Programming - - By Kevin Yank

First Look: Google Gears

The following is republished from the Tech Times #166.

As web applications have increasingly become go-anywhere repositories for the minutiae of our day-to-day lives (email, contacts, photos, appointments, to-do lists), there has been a behind-the-scenes race to make them keep working when you unplug your laptop from the Internet. Demos from Scrybe, Dojo, Zimbra, and others have promised great things, but it seems Google has come from behind to win the race with the launch of Google Gears.

As reported last week on the SitePoint Web Technology blog, Google has announced the beta release of Google Gears, a web browser extension that allows web applications to continue to work even when a user is disconnected from the Internet.

Gears works in Internet Explorer and Firefox on Windows, Mac OS X, and Linux, with a view to eventually supporting Safari as well.

Far from the plug-and-go solution that you might expect, Gears is actually just a layer of relatively low-level features that make offline web apps possible. A lot of the hard work is still up to you.

Gears gives you three features, which you access and control in your web application using JavaScript code:

  • LocalServer
    Register a collection of URLs that Gears will download and keep a local copy of for the user. The user’s browser will then transparently receive these local copies, which remain accessible when offline, instead of fetching the online versions. The local copies may be set to update automatically, or only when you want them to.
  • Database
    Store data in a relational database just like you would in your server-side code, except that your users each get their own database. You can also access this database more quickly from your JavaScript code, because the database is stored on the user’s computer. It also remains accessible to your LocalServer-cached JavaScript code when the user goes offline.
  • WorkerPool
    The least glamorous part of Gears, unless you’re a total JavaScript geek like me. Essentially makes JavaScript multithreaded, enabling you to run time-consuming operations (like parsing a large XML document, or downloading a bunch of data into a Google Gears database) in the background, without freezing the browser or causing script execution time warning dialog boxes to appear.

With these tools, you can build applications that not only keep working using local copies of HTML, CSS, JavaScript, and image files, but work faster because they can store user-specific data locally instead of having to retrieve it from the server all the time.

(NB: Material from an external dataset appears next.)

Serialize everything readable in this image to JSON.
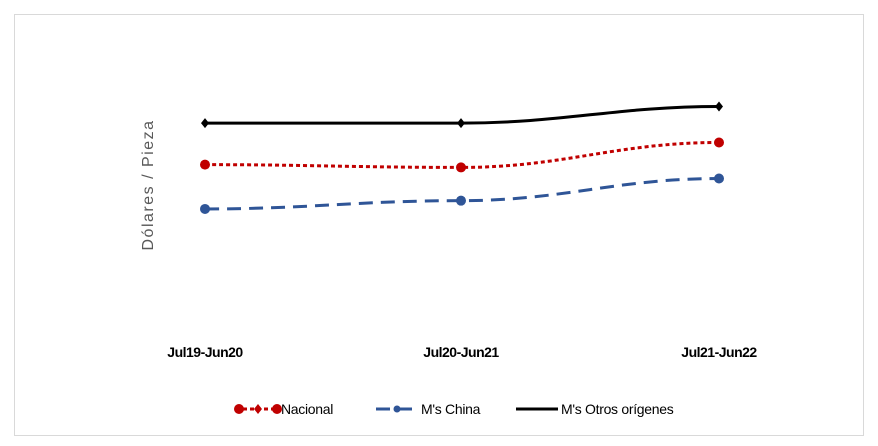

No doubt Google’s full range of online services will soon be enhanced with Gears-powered offline support. To begin with, however, Google has started with just one of these services: Google Reader. With Gears installed, you can now switch Reader into offline mode, at which point it will download up to 2,000 articles from your subscribed feeds for you to read offline. This manual switch works well enough, but it does rely on the user to remember to click it before going offline.

The main reason Google elected to launch Reader’s offline mode with a manual switch is because building offline applications isn’t easy. The freedom of having local copies introduces the burden of keeping them in sync with server-side resources (otherwise users will be unable to access their data from another computer, and you might as well just build a desktop application). This is a non-trivial problem, and one for which the most appropriate solution will change from project to project. the Gears Developer Site has a whole article on the issues involved.

No, Gears doesn’t make these things easy, but it does make them possible, and for now that may be innovation enough. No doubt the easy-to-use application frameworks built on these foundations are already on their way.